Ingenio haud poterat tam magnum æquare parentem
Filia, quod potuit corpore fecit opus
. {c}

On assure qu’un jour elle fut trouvée avec son second mari faisant tout nus une espèce d’orgie, et sacrifiant un coq devant leur foyer. »


  1. Iac. Cuiacii I.C. ad Africanum reliqui tractatus vi. vii. viii. viiii. : quibus difficillimæ juris quæstiones enodantur ; ejusdem Observationum libri tres, xii. xiii. xiv., quibus multa in jure corrupta et non intellecta restituuntur. His omnibus accesserunt Indices locupletissimi.

    [Reste des traités vie, viie, viiie et ixe de Jacques i Cujas, jurisconsulte, contre Africanu, {i} où sont résolues de très difficiles questions de droit ; avec ses trois livres d’Observations, xiie, xiiie et xive, où Cujas établit bien des points de droit qui ont été corrompus ou mal compris. De très riches index ont été ajoutés à tout cela]. {ii}

    1. Sextus Cæcilius Africanus, jurisconsulte romain du iie s., dont les ouvrages ne nous sont connus que par Aulu-Gelle.

    2. Lyon, imprimerie de la Salamandre, 1573, in‑fo de 237 pages.
  2. Il faut croire que Cujas, le plus éminent jurisconsulte français du xvie s., pratiquait aussi l’astrologie judiciaire (divinatrice).

    Nicolas Catherinot (1628-1688), conseiller au présidial de Bourges, a publié deux opuscules (sans lieu ni nom, in‑4o) sur Cujas : La vie de Mademoiselle Cujas (sans date) et Remarques sur le testament de Monsieur Cujas (2 janvier 1685).

  3. « La fille de Cujas avait vu que les immenses travaux de son père lui valaient une éternelle gloire. Ne pouvant égaler un si éminent géniteur en intelligence, elle a fait comme elle a pu avec son corps. »

    Le Faux Patiniana II‑1 (v. sa note [2]) a cité ce quatrain, attribué à Edmond Mérille (v. infra notule {c}, note [50]), ainsi que l’anecdote de l’horoscope.
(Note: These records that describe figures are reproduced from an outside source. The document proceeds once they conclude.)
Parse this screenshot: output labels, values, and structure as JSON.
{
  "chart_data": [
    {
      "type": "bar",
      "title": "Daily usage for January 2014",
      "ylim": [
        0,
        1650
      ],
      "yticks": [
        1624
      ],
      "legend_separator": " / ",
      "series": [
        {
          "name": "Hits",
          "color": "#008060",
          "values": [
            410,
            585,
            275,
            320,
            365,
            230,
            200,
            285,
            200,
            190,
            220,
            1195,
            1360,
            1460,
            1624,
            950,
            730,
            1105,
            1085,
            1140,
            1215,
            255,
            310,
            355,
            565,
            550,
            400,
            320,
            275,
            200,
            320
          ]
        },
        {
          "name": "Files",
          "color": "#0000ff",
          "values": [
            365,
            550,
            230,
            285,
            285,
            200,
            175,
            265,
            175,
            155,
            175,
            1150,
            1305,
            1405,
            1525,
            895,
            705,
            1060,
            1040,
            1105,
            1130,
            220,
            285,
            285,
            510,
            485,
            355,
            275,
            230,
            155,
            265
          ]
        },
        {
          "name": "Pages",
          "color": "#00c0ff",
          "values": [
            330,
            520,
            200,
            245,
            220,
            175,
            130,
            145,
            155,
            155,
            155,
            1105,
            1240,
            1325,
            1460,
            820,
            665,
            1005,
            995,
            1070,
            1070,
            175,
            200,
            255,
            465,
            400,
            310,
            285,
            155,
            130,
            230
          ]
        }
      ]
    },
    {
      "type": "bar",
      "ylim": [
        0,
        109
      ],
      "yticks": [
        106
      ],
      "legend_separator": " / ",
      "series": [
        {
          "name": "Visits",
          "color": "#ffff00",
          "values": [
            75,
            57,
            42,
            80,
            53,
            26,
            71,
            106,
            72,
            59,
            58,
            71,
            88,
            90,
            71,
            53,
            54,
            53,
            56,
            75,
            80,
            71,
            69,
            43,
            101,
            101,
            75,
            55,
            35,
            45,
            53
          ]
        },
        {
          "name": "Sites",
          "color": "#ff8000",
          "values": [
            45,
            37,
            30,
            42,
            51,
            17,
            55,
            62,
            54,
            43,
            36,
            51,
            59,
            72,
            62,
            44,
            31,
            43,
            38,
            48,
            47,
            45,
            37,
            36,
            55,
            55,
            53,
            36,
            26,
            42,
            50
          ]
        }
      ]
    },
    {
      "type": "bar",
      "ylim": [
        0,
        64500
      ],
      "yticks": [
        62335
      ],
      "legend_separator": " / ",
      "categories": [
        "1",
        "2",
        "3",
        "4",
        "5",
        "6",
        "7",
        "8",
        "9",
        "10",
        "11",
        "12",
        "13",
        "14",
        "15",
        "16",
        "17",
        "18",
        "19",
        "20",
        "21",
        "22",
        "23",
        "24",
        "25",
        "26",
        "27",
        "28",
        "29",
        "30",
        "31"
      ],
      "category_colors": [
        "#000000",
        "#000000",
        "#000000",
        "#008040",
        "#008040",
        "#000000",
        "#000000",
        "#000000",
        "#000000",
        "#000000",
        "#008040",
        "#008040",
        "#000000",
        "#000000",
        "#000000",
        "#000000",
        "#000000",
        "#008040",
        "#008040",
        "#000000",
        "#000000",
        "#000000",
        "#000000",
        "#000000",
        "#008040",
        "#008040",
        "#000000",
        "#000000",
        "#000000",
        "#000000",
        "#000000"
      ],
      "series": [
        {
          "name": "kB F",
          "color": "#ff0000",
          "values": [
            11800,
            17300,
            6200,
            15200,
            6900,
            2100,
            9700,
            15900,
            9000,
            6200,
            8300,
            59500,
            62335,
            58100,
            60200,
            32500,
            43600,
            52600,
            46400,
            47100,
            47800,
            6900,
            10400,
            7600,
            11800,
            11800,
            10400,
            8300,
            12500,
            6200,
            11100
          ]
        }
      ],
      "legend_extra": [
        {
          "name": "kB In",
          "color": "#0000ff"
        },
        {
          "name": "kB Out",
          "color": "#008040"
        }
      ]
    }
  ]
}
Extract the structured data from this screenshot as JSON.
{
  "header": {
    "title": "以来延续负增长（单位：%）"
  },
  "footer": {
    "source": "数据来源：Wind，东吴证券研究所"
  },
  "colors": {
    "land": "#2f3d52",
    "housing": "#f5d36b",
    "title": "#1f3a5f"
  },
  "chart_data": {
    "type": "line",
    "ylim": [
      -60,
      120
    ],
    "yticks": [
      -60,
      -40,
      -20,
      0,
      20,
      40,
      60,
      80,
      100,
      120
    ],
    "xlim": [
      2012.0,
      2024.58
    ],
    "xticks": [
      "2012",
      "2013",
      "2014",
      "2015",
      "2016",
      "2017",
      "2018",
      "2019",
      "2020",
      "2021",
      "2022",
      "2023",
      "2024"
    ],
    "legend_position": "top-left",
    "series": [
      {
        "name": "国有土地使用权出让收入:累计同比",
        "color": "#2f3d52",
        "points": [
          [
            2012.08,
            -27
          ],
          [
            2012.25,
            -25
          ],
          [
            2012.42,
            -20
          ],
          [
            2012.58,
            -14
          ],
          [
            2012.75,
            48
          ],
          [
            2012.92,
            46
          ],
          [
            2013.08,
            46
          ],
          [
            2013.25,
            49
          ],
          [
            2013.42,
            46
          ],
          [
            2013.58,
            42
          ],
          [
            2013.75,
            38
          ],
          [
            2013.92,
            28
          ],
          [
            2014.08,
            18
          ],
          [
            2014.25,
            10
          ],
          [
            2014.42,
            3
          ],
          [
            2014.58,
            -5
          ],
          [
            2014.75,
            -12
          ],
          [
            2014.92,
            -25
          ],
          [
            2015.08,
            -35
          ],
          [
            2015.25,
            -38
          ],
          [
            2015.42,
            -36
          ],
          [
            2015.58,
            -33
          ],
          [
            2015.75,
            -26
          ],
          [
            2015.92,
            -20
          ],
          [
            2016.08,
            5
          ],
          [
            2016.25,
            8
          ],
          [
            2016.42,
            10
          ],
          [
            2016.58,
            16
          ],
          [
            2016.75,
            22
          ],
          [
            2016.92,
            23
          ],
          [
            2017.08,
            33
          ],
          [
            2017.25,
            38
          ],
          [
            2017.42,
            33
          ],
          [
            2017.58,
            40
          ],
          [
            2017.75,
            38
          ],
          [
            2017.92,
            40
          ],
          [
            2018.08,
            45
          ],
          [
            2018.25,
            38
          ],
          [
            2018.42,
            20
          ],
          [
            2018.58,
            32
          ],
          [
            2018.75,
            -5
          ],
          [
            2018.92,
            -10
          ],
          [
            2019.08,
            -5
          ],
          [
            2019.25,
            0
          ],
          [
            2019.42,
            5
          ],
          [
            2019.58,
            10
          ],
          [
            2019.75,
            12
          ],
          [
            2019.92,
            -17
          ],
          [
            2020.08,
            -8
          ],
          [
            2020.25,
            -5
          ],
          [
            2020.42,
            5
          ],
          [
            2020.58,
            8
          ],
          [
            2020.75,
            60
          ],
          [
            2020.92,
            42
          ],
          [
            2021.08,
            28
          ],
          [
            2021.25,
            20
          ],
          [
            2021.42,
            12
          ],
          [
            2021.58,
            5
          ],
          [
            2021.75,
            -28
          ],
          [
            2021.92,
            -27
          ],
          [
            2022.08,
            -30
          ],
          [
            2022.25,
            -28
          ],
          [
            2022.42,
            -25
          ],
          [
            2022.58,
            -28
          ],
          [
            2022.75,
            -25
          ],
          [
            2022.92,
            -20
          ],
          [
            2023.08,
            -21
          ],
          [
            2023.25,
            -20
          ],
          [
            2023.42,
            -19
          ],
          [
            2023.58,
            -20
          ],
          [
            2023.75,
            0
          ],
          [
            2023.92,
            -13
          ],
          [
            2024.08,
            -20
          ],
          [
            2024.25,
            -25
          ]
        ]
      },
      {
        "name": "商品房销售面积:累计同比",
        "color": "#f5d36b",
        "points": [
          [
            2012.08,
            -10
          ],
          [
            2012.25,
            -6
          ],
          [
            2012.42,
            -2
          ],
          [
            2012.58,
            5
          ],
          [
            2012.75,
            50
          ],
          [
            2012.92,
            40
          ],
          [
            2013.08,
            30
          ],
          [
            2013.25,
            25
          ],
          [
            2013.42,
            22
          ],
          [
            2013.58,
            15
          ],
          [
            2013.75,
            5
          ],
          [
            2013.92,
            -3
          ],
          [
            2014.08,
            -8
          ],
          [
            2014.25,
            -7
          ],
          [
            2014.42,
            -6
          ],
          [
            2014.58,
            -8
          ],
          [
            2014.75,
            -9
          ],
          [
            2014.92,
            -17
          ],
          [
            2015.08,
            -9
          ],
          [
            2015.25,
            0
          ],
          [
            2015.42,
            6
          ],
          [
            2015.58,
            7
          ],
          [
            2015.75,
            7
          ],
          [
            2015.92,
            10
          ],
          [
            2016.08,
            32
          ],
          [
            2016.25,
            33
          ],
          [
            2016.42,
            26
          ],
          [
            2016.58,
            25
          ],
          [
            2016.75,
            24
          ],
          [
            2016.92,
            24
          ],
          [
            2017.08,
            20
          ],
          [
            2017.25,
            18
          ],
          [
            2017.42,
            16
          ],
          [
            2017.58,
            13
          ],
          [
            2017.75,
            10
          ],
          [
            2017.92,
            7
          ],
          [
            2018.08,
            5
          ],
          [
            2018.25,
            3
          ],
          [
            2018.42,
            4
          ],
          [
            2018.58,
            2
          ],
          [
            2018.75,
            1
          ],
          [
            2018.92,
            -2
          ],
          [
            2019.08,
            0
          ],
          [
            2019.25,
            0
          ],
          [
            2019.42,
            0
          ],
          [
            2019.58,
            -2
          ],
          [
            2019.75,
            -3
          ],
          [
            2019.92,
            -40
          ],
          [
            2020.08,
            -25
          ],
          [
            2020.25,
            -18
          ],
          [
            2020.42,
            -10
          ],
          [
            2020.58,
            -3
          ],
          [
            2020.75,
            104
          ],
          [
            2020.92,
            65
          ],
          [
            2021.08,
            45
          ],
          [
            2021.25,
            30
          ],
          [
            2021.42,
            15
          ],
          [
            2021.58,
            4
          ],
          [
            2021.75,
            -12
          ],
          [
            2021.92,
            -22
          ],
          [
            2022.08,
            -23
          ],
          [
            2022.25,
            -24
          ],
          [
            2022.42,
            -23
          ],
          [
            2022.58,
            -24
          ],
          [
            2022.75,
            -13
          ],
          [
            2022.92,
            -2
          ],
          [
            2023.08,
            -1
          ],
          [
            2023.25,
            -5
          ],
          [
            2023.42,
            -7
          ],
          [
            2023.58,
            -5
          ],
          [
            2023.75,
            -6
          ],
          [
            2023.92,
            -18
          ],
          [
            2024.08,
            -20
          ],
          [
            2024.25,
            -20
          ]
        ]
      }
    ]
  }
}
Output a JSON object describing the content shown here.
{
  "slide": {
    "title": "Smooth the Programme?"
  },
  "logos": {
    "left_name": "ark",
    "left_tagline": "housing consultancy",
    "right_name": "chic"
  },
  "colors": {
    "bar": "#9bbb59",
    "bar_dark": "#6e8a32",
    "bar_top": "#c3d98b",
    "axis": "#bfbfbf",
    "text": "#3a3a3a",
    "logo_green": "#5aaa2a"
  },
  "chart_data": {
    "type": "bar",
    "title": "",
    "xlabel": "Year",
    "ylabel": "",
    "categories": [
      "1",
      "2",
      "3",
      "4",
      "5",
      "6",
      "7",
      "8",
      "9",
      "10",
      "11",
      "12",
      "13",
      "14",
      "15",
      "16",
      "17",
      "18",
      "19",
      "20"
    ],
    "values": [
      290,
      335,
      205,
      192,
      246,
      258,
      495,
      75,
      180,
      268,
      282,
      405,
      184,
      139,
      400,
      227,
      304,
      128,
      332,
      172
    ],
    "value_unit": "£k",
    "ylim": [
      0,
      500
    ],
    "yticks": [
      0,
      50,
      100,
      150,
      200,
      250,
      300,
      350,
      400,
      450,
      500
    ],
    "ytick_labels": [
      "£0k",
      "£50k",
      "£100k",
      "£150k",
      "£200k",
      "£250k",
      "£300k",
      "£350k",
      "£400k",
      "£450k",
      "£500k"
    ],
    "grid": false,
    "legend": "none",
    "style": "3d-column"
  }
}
  4. Sur la descendance de Cujas, l’éloge de Jacques-Auguste i de Thou, qui a inspiré Teissier, se contentait de dire (Histoire universelle, livre xcix, année 1560, Thou fr, volume 11, page 231) :

    « Cujas ne laissa qu’une fille qui était alors fort jeune, et il ordonna par son testament que ses livres, qu’il avait enrichis de notes écrites de sa propre main et qu’il avait revus sur les meilleurs manuscrits, seraient vendus après sa mort, afin qu’ils tombassent en différentes mains et se dispersassent par ce moyen. Son dessein en faisant cette disposition était d’empêcher que quelques curieux peu habiles ne formassent le projet, à l’occasion de ses remarques dont ils ne prendraient pas le vrai sens, de donner au public quelque ramas mal digéré ; ce qui aurait pu arriver si sa bibliothèque eût tombé entre les mains d’une seule personne : tant il est vrai que ce grand homme, né pour le bien de la société, portait ses soins pour la république des lettres même jusque dans le tombeau. »


Correspondance complète de Guy Patin et autres écrits, édités par Loïc Capron. – Paris : Bibliothèque interuniversitaire de santé, 2018. – Autres écrits : Ana de Guy Patin :
Patiniana I‑4 (1701), note 49.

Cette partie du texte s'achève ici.